Just now, I was working on a script to process that loads a bunch of files, runs them through a neural network, does a few other simple things, then writes the data back out. The script took 15 minutes and I really wanted it to be faster...
My gut reaction was to batch the data. I knew I could run a batch of >100 examples almost as fast as a single example, so I thought ah yes that is the right place to start speeding things up. But, then I thought... well... maybe I should measure first.
If you have pycharm professional (free for academics) then profiling your code is easy. You just hit that button instead of the normal run or debug buttons. At the end (or at any time during the run) you can view a table or graph of which functions take the most time. Here's what I saw...
The boxes in red are very slow, taking up a lot of the total run time. To my surprise, the functions for calling the neural network aren't even on here.

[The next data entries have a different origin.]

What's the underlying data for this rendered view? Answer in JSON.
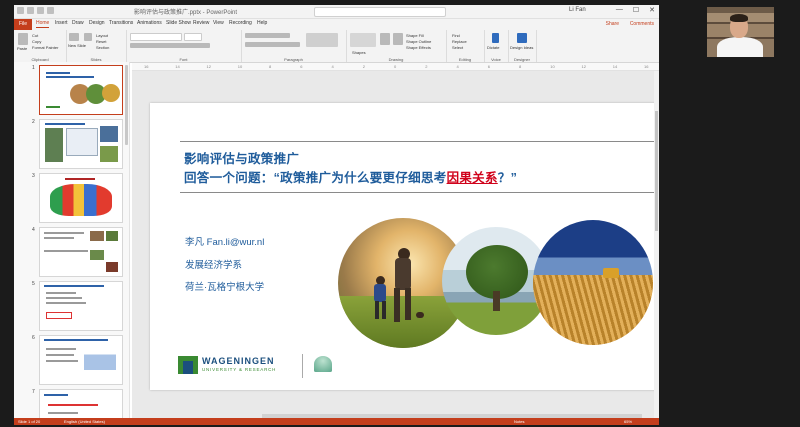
{
  "titlebar": {
    "doc_title": "影响评估与政策推广.pptx - PowerPoint",
    "user_name": "Li Fan",
    "minimize": "—",
    "maximize": "☐",
    "close": "✕"
  },
  "tabs": {
    "file": "File",
    "items": [
      "Home",
      "Insert",
      "Draw",
      "Design",
      "Transitions",
      "Animations",
      "Slide Show",
      "Review",
      "View",
      "Recording",
      "Help"
    ],
    "share": "Share",
    "comments": "Comments"
  },
  "ribbon": {
    "groups": [
      {
        "name": "Clipboard",
        "labels": [
          "Cut",
          "Copy",
          "Format Painter",
          "Paste"
        ]
      },
      {
        "name": "Slides",
        "labels": [
          "New Slide",
          "Reuse Slides",
          "Layout",
          "Reset",
          "Section"
        ]
      },
      {
        "name": "Font",
        "labels": []
      },
      {
        "name": "Paragraph",
        "labels": []
      },
      {
        "name": "Drawing",
        "labels": [
          "Shapes",
          "Arrange",
          "Quick Styles",
          "Shape Fill",
          "Shape Outline",
          "Shape Effects"
        ]
      },
      {
        "name": "Editing",
        "labels": [
          "Find",
          "Replace",
          "Select"
        ]
      },
      {
        "name": "Voice",
        "labels": [
          "Dictate"
        ]
      },
      {
        "name": "Designer",
        "labels": [
          "Design Ideas"
        ]
      }
    ]
  },
  "ruler": {
    "ticks": [
      "16",
      "14",
      "12",
      "10",
      "8",
      "6",
      "4",
      "2",
      "0",
      "2",
      "4",
      "6",
      "8",
      "10",
      "12",
      "14",
      "16"
    ]
  },
  "thumbnails": {
    "numbers": [
      "1",
      "2",
      "3",
      "4",
      "5",
      "6",
      "7"
    ],
    "selected_index": 0
  },
  "slide": {
    "title_line1": "影响评估与政策推广",
    "title_line2_pre": "回答一个问题：“政策推广为什么要更仔细思考",
    "title_line2_highlight": "因果关系",
    "title_line2_post": "？”",
    "author": "李凡   Fan.li@wur.nl",
    "department": "发展经济学系",
    "university": "荷兰·瓦格宁根大学",
    "logo_name": "WAGENINGEN",
    "logo_sub": "UNIVERSITY & RESEARCH"
  },
  "statusbar": {
    "slide_info": "Slide 1 of 20",
    "language": "English (United States)",
    "notes": "Notes",
    "zoom": "65%"
  },
  "colors": {
    "accent": "#c43e1c",
    "title_blue": "#1f5c9b",
    "highlight_red": "#d0021b"
  }
}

Instead, write_example is taking 96.1% of the time! After parallelizing write_example to use all my CPUs...
class MultiprocessingExampleWriter:
def __init__(self):
self.pool = Pool()
def write(self, outdir: pathlib.Path, out_example: Dict, example_idx: int, save_format: str = 'pkl'):
self.pool.apply_async(func=write_example, args=(outdir, out_example, example_idx, save_format))
The total run time went from 15 minutes to <2 minutes. Huge win. And the fix was way simpler than batching my data, and the code looks much nicer.